“Vindicta” – Cédric Sire

“Vindicta” – Cédric Sire

Titre : Vindicta
Auteur : Cédric Sire
Format : Papier
Nombre de pages : 592
Editeur : Metropolis
Note : 20/20

4ème de couverture/Résumé éditeur :
“On entre, on prend le fric, on ressort. Personne ne sera blessé.”
Leur plan semblait sans risque. Le bijoutier ne porterait pas plainte pour le braquage car son argent est d’origine illégale. Damien, Elie, Audrey et Driss s’imaginaient avoir trouvé la réponse miracle à tous leurs problèmes. Mais maintenant, l’irréparable est commis et un monstre vengeur est lâché à leurs trousses.
Fraichement muté dans un groupe de surveillance, Olivier est loin d’imaginer que la planque qu’on lui a assignée fera de lui le témoin clé d’un cyclone meurtrier, dans le sillage d’un tueur glacial et méthodique que rien ne semble pouvoir arrêter. Des déserts du Moyen-Orient aux villes sombres et silencieuses du territoire français, quand la vindicte est en marche, plus rien ne peut vous sauver.
Pur instrument de torture et de mort, il n’a pas de nom, pas de visage, l’habitude de tuer et un cimetière de cadavres derrière. Mais dans cette affaire, pas de contrat. Cette fois-ci pour lui : c’est personnel.

Mon avis :
Ce livre, c’est une bombe ! On m’avait prévenue et on ne m’a pas trompée. Je me suis régalée tout du long et malgré tout, je ne sais pas comment rédiger ma chronique.

Il faut déjà savoir que ce roman ne fait pas du tout dans la dentelle et les scènes de tortures et morts violentes sont légion. Cependant, elles servent à l’histoire et ce n’est pas juste un étalage de violence.
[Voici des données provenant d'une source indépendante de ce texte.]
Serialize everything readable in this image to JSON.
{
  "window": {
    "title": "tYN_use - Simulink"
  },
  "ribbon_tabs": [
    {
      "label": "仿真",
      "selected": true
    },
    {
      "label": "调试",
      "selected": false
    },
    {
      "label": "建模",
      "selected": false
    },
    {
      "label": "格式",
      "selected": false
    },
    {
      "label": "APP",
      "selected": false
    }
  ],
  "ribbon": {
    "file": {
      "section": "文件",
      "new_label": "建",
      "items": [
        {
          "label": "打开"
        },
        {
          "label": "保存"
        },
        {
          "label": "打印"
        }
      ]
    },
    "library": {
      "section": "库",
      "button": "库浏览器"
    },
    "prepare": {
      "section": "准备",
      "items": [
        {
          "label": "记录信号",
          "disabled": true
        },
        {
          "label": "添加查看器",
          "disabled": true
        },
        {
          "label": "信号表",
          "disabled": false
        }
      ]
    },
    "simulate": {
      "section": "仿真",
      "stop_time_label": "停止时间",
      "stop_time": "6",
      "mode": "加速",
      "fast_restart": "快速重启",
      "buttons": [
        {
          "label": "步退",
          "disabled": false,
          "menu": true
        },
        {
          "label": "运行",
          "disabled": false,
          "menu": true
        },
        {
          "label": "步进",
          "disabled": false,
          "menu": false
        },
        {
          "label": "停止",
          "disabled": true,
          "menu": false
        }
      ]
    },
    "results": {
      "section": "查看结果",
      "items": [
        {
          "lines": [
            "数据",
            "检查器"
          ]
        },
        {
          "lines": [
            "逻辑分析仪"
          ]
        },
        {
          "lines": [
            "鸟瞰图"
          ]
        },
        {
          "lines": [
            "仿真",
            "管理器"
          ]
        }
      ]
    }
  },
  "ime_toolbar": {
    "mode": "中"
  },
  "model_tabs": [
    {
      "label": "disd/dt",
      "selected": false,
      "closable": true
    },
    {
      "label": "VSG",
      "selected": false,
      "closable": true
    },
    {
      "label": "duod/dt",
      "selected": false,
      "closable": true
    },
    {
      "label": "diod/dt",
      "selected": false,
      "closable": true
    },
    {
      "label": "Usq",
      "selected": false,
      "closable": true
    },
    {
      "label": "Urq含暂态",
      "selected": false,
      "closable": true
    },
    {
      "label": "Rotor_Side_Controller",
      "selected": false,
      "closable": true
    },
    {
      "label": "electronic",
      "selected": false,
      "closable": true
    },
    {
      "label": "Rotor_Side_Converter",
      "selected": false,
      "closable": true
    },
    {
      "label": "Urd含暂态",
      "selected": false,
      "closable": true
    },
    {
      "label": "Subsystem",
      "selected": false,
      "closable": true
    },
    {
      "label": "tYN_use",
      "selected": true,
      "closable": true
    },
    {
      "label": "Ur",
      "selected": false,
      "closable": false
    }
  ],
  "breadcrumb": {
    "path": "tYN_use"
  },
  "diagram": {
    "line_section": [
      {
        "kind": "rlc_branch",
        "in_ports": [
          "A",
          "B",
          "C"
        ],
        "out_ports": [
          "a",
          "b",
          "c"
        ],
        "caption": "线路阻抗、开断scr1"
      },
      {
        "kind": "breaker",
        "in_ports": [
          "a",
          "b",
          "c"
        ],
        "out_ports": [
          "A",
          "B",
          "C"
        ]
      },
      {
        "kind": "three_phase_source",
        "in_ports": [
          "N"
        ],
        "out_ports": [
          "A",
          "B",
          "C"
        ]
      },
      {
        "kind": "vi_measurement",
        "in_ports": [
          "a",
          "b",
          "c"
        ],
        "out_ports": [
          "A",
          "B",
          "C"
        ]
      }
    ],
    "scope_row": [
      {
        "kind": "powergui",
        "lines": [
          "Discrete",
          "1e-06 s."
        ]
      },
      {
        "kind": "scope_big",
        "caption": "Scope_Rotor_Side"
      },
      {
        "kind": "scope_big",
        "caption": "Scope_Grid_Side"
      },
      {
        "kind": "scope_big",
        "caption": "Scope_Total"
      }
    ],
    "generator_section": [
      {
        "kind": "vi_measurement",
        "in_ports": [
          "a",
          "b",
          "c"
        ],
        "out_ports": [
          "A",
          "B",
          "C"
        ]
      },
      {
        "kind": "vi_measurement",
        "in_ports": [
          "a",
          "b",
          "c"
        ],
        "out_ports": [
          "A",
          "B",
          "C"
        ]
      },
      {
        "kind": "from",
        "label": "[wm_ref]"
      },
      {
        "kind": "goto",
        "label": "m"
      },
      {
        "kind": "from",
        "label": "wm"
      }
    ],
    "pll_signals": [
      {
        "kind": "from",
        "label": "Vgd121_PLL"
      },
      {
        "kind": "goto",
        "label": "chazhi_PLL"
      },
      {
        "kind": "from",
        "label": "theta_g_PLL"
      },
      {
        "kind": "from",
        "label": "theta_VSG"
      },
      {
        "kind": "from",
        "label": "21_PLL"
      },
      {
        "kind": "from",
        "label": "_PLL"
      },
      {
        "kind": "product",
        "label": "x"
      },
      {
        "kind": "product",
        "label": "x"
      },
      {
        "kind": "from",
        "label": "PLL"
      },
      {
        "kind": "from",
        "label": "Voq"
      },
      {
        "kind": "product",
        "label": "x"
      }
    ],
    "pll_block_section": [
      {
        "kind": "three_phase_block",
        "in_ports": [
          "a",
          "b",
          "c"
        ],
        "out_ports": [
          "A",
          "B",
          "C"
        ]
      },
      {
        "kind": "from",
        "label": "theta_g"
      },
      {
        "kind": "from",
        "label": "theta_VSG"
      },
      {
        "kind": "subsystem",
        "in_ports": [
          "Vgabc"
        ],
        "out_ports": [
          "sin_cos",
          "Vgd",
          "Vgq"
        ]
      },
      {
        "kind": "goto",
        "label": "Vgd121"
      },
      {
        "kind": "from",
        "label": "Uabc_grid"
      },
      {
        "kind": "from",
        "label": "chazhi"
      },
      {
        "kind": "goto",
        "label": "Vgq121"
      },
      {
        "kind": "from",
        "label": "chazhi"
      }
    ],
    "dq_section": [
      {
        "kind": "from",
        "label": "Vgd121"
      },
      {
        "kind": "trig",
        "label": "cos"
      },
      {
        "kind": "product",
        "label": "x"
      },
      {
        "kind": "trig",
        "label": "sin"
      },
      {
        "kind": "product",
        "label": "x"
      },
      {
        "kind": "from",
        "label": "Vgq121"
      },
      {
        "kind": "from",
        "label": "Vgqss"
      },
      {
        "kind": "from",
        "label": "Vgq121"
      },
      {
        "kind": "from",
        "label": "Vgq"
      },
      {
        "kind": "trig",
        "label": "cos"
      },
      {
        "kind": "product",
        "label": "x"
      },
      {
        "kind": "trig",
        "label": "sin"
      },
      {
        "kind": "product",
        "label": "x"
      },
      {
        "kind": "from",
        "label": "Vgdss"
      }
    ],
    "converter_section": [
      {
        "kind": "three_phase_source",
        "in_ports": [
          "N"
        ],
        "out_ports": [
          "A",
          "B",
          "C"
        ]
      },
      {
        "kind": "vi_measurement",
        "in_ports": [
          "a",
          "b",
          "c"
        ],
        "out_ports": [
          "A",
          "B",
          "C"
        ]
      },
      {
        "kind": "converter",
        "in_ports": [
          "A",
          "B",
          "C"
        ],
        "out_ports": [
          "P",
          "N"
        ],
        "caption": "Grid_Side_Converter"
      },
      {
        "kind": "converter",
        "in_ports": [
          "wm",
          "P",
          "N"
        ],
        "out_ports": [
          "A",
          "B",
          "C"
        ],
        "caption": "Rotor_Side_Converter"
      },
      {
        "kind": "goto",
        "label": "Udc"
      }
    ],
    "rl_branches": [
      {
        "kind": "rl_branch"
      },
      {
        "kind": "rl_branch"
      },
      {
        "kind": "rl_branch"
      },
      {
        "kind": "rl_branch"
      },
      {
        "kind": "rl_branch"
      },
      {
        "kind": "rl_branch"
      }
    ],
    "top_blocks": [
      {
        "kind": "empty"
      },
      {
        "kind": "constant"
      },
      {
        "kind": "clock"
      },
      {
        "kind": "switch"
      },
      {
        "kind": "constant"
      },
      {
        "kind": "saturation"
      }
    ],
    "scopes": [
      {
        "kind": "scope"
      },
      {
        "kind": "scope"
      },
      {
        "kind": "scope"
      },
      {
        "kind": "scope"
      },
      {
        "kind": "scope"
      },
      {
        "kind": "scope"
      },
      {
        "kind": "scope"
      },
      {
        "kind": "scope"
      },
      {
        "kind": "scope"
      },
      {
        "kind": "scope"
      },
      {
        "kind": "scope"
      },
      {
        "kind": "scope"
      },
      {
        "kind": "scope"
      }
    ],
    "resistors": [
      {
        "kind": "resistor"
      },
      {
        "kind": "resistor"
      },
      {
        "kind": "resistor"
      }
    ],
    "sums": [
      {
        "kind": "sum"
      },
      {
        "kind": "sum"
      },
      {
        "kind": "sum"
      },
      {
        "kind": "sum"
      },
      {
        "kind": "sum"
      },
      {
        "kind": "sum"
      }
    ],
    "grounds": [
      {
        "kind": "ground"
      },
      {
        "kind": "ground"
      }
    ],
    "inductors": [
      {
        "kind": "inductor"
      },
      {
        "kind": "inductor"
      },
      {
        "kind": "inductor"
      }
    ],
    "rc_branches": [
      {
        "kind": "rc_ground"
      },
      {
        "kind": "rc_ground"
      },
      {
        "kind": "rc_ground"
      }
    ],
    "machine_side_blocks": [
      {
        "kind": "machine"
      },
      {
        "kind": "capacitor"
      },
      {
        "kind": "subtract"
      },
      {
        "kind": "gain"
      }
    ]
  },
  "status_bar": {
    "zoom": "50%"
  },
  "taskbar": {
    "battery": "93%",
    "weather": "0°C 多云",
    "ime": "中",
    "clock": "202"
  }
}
Le roman se décompose en deux parties : le passé avec des militaires à qui l’on demande d’être des machines à tuer sans éprouver le moindre sentiment et le présent avec des flics pourris (mais pas que), des jeunes pour qui tout dérape et une mère qui aime son enfant plus de tout.

Le rythme est hallucinant, vous n’avez pas le moindre répit et lorsque vous terminez un chapitre, vous n’avez qu’une envie, enchainer le suivant !

Comme je le disais, c’est violent et certaines scènes vous retourneront l’estomac mais peu importe, vous ne pourrez pas vous empêcher de continuer.

On comprend très vite le lien entre ce “fantôme” et ces événements passés que l’on nous raconte et à travers eux, on tente de comprendre son évolution psychique, le petit grain de sable qui s’est inséré dans l’engrenage et qui l’a fait devenir ce qu’il est, ce tueur d’une froideur inimaginable.

Je me suis sentie triste pour ces jeunes pour qui tout dérape à un point qu’ils ne pouvaient même pas imaginer. Audrey m’a particulièrement touchée, c’est un personnage bien construit et qui va évoluer tout au long de l’histoire.

Olivier, ce flic prêt à aller jusqu’au bout pour découvrir l’identité de l’assassin n’a aucune idée du chemin sur lequel il s’aventure.

Toutes les routes que suivent les personnages vont les amener vers un seul point de convergence et nous lecteurs, nous sommes à leurs côtés, nous les accompagnons malmenés que nous sommes, tout comme eux, témoins impuissants de ce carnage.

Et puis arrive le dénouement totalement inattendu que Cédric Sire vous assène comme un coup de massue derrière la tête, qui vous laisse sans voix et qui balaie en une seconde tout ce que vous aviez pu imaginer.

J’aime lorsque les histoires me retournent, me trottent dans la tête, me suivent au cours de la journée et que je n’ai qu’une hâte c’est qu’arrive le moment où je peux me poser pour reprendre ma lecture. Vindicta a eu cet effet sur moi.

Pour terminer, j’aimerais remercier Victoria du blog Un livre toujours, qui a eu la gentillesse de faire dédicacer mon exemplaire par l’auteur, et bien entendu, Cédric Sire d’avoir accepter de le faire.